Ese “vaciamiento”, incluso físico, es lo que Pasolini constata dolorosamente ante una generación sumida en el conformismo pequeñoburgués. Con motivo de su debut como columnista en la primera página del Corriere della Sera, lanzó una polémica contra la moda de dejarse melena. «Experimento un sincero e inmenso disgusto al decirlo (más, una verdadera desesperación)», escribía el 7 de enero de 1973. «Pero ahora millares y centenares de millares de rostros de jóvenes italianos se parecen cada vez más al rostro de Merlín. La libertad de llevar el pelo como quieran no es más defendible porque no hay tal libertad. Ha llegado el momento de decir a los jóvenes que su manera de arreglarse es horrible, por servil y vulgar. Ha llegado el momento de que ellos mismos lo adviertan y se liberen de esa ansia culpable de atenerse al orden de la horda».
Pasolini, a pesar de la dureza de sus consideraciones, siempre siente la urgencia de “decir” algo a los jóvenes, de poner sobre el terreno palabras que les arranquen de su torpor y les liberen del conformismo al que los encadena y somete el mundo.
Por eso no sorprende que pocos meses antes de su trágica muerte hubiera dado comienzo a una insólita firma en el semanario Il Mondo. La definió como un “tratadillo pedagógico”, dirigido a un joven imaginario pero con un perfil muy real. De nombre Gennariello, vive en Nápoles y es hijo por tanto de una ciudad que para el escritor es «la última metrópoli plebeya, la última gran aldea». Pasolini afronta este desafío sin ocultar nada. Aclara un dato del que nadie era consciente, pero con el que jóvenes como Gennariello se miden a cada instante inconscientemente. «Ahora, objetivamente, ningún hijo es ya acogido en el mundo con el amor de otro tiempo, cuando justamente era “bendito” por definición… Si los hijos sienten esta falta de “bendición” en su nacimiento les vuelve tristes e infelices en toda su infancia y en su juventud». Es una intuición de una agudeza dramática, pero ante ella Pasolini no se atrinchera tras un fatalismo desesperado sino que se pone en juego con una cordialidad impactante. «El fondo de mi enseñanza», afirma dirigiéndose siempre a Gennariello, «consistirá en convencerte de que no le tengas miedo a lo sagrado y a los sentimientos, de los cuales el laicismo consumista ha privado a los hombres transformándolos en brutos y estúpidos autómatas adoradores de fetiches».

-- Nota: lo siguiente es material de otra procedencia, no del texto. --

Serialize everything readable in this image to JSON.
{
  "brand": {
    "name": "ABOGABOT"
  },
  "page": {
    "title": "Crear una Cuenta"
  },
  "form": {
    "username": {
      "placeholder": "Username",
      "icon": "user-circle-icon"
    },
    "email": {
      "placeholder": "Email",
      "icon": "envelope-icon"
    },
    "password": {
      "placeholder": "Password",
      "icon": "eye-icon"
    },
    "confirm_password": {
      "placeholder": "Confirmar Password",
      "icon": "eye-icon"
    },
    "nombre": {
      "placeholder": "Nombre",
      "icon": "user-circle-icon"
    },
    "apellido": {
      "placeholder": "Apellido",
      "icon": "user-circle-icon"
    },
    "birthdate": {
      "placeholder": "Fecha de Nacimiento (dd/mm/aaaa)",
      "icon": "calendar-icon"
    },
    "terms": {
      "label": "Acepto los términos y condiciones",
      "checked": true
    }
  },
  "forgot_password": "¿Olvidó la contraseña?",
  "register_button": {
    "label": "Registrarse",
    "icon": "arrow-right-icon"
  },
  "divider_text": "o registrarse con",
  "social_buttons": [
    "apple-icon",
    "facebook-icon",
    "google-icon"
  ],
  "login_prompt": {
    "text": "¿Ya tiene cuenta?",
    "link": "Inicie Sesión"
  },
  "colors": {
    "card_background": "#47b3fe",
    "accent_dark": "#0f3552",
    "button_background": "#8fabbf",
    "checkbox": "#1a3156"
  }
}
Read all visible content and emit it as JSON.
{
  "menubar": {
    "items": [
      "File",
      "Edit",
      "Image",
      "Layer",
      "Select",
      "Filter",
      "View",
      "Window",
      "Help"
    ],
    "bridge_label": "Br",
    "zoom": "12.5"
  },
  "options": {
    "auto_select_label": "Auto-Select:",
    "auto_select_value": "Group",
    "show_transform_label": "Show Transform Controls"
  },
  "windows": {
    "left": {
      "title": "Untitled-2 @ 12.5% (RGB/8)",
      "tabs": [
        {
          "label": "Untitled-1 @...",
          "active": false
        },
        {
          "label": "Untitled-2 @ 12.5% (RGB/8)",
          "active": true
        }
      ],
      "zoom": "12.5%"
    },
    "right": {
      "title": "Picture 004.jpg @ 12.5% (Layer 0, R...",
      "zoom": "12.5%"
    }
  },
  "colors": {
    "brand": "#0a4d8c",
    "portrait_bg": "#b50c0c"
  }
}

Este “tratadillo pedagógico”, como evidencia el diminutivo que usa para darle nombre, nace sobre todo de un ímpetu afectivo hacia un mundo y una generación que Pasolini veía sufrir mucho, más allá de las apariencias y lisonjas que lo rodeaban. Es un camino que parte siempre de la observación y de la objetividad de su experiencia. Más que palabras, lo que importa en la historia de una persona son las cosas. Él, Pasolini, lo experimentó con el cine. «No hay nada que obligue tanto a mirar las cosas como hacer una película», le explica a Gennariello. «Jamás podré olvidar lo que me han enseñado las cosas». Es un criterio que ayuda a entender quién es el maestro de verdad, como escribe en un fragmento realmente inolvidable de su “tratadillo”. En un horizonte donde todos los sujetos competentes educan en el conformismo, puede aparecer una excepción con alguien que todavía sepa educar en el sentido objetivo de la palabra. Hay una prueba de fuego que lo demuestra, afirma Pasolini: «Si alguien te hubiese educado, no podría haberlo hecho más que con su ser; no con su palabra. O sea, con su amor o con su posibilidad de amor».